Federal Rule of Bankruptcy Procedure 3001sets forth the required contents of a proof of claim. With regard to a claim based on a writing, "a copy of the writing shall be filed with the proof of claim." Fed. R. Bankr. P. 3001(c)(1). The Rule goes on to indicate that "A proof of claim executed and filed in accordance with these rules shall constitute prima facie evidence of the validity and amount of the claim." Fed. R. Bankr. P. 3001(f).

In the case of Claim No. 9 filed by the Borough of Honesdale in an amount in excess of $304,000.00, an attachment itemizing the claim states, "Attorney's Fees, 15% as per document $37,511.40." It is apparent that the claim of Honesdale is based on a writing which has not been attached to the claim. The claim not being filed in accordance with Rule 3001, I can give it no evidentiary effect and look first to the claimant to advance it's claim. The Claimant Honesdale, however, offered no evidence at the hearing and thus failed to meet it's burden of going forward. The Claim must be disallowed for that reason.

None of the remaining three claims attached any writing in support of their claim, nor do they allude to any underlying writing. While supporting documentation for the claims in question would have been better evidence in support of the claims, no objection was made by the Debtors to the substance and/or form of the claims, and the Court is not in a position to make a leap by finding that each of these three claims must have had supporting documentation, and, therefore, because that supporting documentation was not attached to the claim, each claim's prima facie validity was not established. The Court finds that each of the three proofs of claim meet the requirements of Federal Bankruptcy Rule of Procedure 3001, and each establishes prima facie validity of the respective claims. I will discuss these three claims (10, 13, and 14) seriatim.

Claim No. 10 was filed by Mark J. Conway, Esq., Trustee, on behalf of an individual named William Rooney in the amount of $589.43 for services performed. The objection indicates the claimant was an electrical contractor who never completed agreed upon work at a building owned by the Debtor. No evidence was presented in support of the objection. Therefore, the Court will overrule this objection and finds the claim establishes prima facie evidence of the validity and amount of Claim No. 10.

Claim No. 13 was filed under the name of First Alarm Security in the amount of $4,875.00, with said claim being filed by Mark J. Conway, Esq., Trustee. Paragraph 8 of the proof of claim indicates the basis of the claim is for alarm monitoring. The objection indicates agreed upon work to install a security system in the building owned by the Debtor was never completed. With no evidence presented to support the objection, the Court finds the objection is overruled, and the claim presents prima facie evidence of the validity and amount of Claim No. 13.
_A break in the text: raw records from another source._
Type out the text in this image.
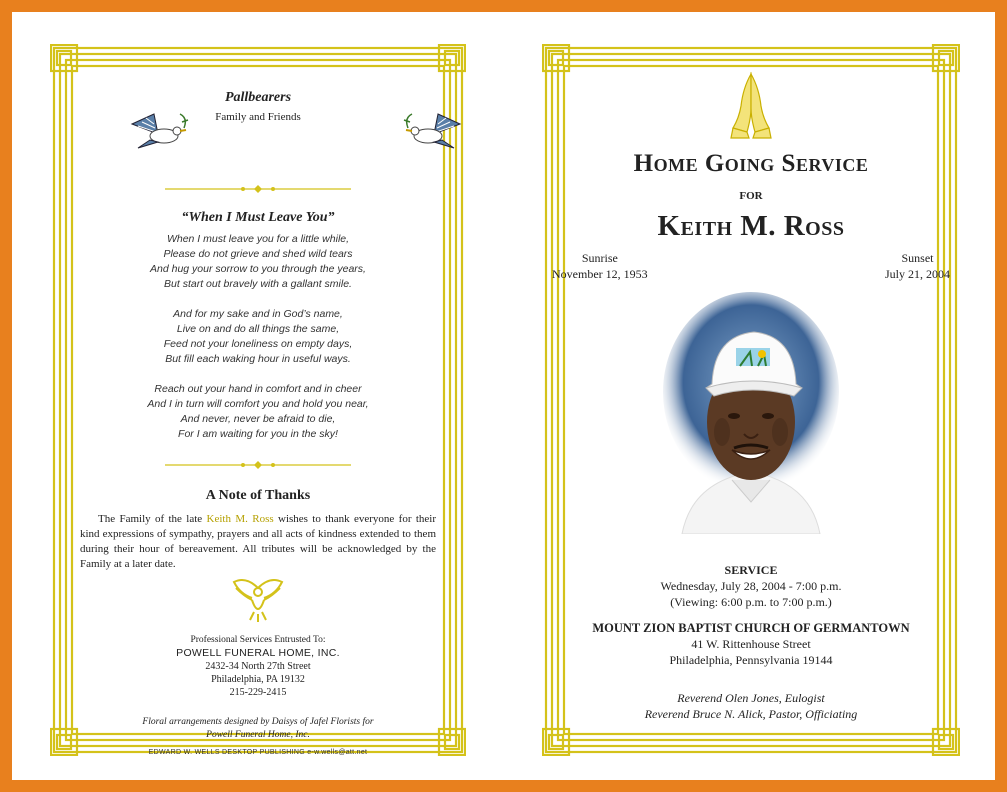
Pallbearers
Family and Friends
“When I Must Leave You”
When I must leave you for a little while,
Please do not grieve and shed wild tears
And hug your sorrow to you through the years,
But start out bravely with a gallant smile.
And for my sake and in God’s name,
Live on and do all things the same,
Feed not your loneliness on empty days,
But fill each waking hour in useful ways.
Reach out your hand in comfort and in cheer
And I in turn will comfort you and hold you near,
And never, never be afraid to die,
For I am waiting for you in the sky!
A Note of Thanks
The Family of the late Keith M. Ross wishes to thank everyone for their kind expressions of sympathy, prayers and all acts of kindness extended to them during their hour of bereavement. All tributes will be acknowledged by the Family at a later date.
Professional Services Entrusted To:
POWELL FUNERAL HOME, INC.
2432-34 North 27th Street
Philadelphia, PA 19132
215-229-2415
Floral arrangements designed by Daisys of Jafel Florists for
Powell Funeral Home, Inc.
EDWARD W. WELLS DESKTOP PUBLISHING e-w.wells@att.net
Home Going Service
for
Keith M. Ross
Sunrise
November 12, 1953
Sunset
July 21, 2004
SERVICE
Wednesday, July 28, 2004 - 7:00 p.m.
(Viewing: 6:00 p.m. to 7:00 p.m.)
MOUNT ZION BAPTIST CHURCH OF GERMANTOWN
41 W. Rittenhouse Street
Philadelphia, Pennsylvania 19144
Reverend Olen Jones, Eulogist
Reverend Bruce N. Alick, Pastor, Officiating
Claim No. 14 in the name of R3 Hardware, also filed by Mark J. Conway, Esq., Trustee, is in the total amount of $300.00 for building materials. The objection indicates the underlying debt represented by the proof of claim was paid prior to the filing of the bankruptcy. No evidence to support this objection was presented to the Court. Therefore, the objection is overruled, and the Court finds the claim establishes prima facie evidence of the validity and amount of Claim No. 14.

My Order will follow.

FootNotes


1. Drafted with the assistance of Richard P. Rogers, Career Law Clerk.
2. During the July 18, 2017 argument, the objection to Claim No. 3 filed by the law firm of Rosenn, Jenkins & Greenwald was sustained. See Doc. # 233.